By John Berger (CCAL30) (1000), Fri, 25 May 2007 06:16:44 PDT
Edited: Fri, 25 May 2007 06:19:11 PDT
Tags:  ten
Comment feedback score: 0

Ok - the we have made the first step in getting this live in that we have changed our http://madebysurvivors.com/ website to a new Drupal based system we will be building the community management tools on top of.

Right now this is a work in progress and we need your help. At this point we need help with the basic functionality and design, and we will be adding the community management features after we get the basics working. This is a live site and a development site at the same time. I know that is not ideal, but we really needed to get new content up and the old HTML based site was too hard to work with.

Here is what we need.

Basic User Feedback. There is a lot of content not yet up and a lot of empty placeholders, but we need folks to look around and tell us what we should add and fix. There is a discussion forum on the site and it would be helpful if you could register and leave any comments there. It would also be helpful if you used the other parts of the discussion forum to ask any other questions you may have so we can get some content in there about TEN.

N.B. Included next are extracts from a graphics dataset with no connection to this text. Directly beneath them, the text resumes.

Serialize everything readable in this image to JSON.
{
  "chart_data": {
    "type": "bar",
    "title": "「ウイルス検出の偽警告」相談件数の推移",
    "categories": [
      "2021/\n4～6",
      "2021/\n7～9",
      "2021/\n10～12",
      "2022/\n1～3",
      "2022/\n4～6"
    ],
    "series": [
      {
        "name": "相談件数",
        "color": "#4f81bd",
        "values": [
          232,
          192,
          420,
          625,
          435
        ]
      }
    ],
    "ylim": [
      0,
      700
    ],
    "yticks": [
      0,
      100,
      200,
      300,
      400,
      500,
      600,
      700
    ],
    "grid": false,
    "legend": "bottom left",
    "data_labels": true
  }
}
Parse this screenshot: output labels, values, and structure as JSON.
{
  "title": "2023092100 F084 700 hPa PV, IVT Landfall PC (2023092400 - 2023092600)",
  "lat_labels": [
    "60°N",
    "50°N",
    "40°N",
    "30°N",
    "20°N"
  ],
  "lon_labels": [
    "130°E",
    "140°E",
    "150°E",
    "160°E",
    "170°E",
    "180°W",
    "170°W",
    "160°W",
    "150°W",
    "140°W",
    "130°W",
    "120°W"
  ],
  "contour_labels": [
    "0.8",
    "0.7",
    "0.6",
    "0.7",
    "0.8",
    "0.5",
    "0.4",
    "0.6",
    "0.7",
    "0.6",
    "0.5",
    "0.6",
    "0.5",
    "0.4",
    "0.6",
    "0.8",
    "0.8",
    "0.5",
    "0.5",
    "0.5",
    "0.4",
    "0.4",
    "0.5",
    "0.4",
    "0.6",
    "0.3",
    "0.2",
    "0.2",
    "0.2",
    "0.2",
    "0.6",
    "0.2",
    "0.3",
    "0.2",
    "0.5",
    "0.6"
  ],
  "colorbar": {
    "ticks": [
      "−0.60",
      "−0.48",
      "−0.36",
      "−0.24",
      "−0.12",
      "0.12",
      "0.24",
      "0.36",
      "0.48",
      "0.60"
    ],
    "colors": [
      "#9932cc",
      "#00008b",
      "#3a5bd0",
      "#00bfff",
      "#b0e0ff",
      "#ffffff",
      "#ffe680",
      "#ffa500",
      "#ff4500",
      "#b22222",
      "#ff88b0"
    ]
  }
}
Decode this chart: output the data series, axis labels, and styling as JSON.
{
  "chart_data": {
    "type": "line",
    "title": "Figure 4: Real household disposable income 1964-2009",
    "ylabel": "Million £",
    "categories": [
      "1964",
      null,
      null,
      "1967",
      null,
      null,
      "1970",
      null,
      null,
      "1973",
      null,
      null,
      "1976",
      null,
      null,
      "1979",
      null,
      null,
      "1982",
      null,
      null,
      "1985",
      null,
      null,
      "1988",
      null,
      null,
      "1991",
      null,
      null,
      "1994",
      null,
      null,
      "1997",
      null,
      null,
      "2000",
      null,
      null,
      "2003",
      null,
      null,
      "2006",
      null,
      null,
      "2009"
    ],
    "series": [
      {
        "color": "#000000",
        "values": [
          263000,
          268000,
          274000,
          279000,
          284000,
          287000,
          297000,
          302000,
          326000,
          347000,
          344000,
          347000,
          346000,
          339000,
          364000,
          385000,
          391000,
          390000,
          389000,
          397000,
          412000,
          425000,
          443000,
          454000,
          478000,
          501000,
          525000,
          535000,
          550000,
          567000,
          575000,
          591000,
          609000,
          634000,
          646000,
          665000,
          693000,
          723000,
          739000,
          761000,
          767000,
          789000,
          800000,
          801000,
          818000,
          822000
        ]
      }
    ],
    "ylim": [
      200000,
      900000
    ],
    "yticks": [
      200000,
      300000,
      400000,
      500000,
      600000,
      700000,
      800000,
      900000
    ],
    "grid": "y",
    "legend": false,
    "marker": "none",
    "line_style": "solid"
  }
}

Design. This is basic drupal template. WE have no inhouse design skills and we need to do a lot to make this better. We are adding a lot of pictures and video, but there are basic layout problems we need to improve as well. If you know anyone who might be able to modify the template for us, that would be very helpful. Also -we can add flash splash pages, etc, but don't have those skills either.

Thanks in advance for your help.


By Christina (2984), Fri, 25 May 2007 12:31:49 PDT
Comment feedback score: 0

John Berger said:

Ok - the we have made the first step in getting this live in that we have changed our http://madebysurvivors.com/

John looks great at first glance but definitely needs more pix as you already know! I tried to sign up as a user but it seems you need to approve me. Kind of odd since it sent me a one time log-in link to click on and when I did it said access denied. I hope that's not a permanent feature!


By John Berger (CCAL30) (1000), Fri, 25 May 2007 14:51:27 PDT
Comment feedback score: 0

Hmm - should be automatic - thanks for identifying that.


By John Berger (CCAL30) (1000), Fri, 25 May 2007 14:57:54 PDT
Comment feedback score: 0

ok- that should be fixed now. Thanks.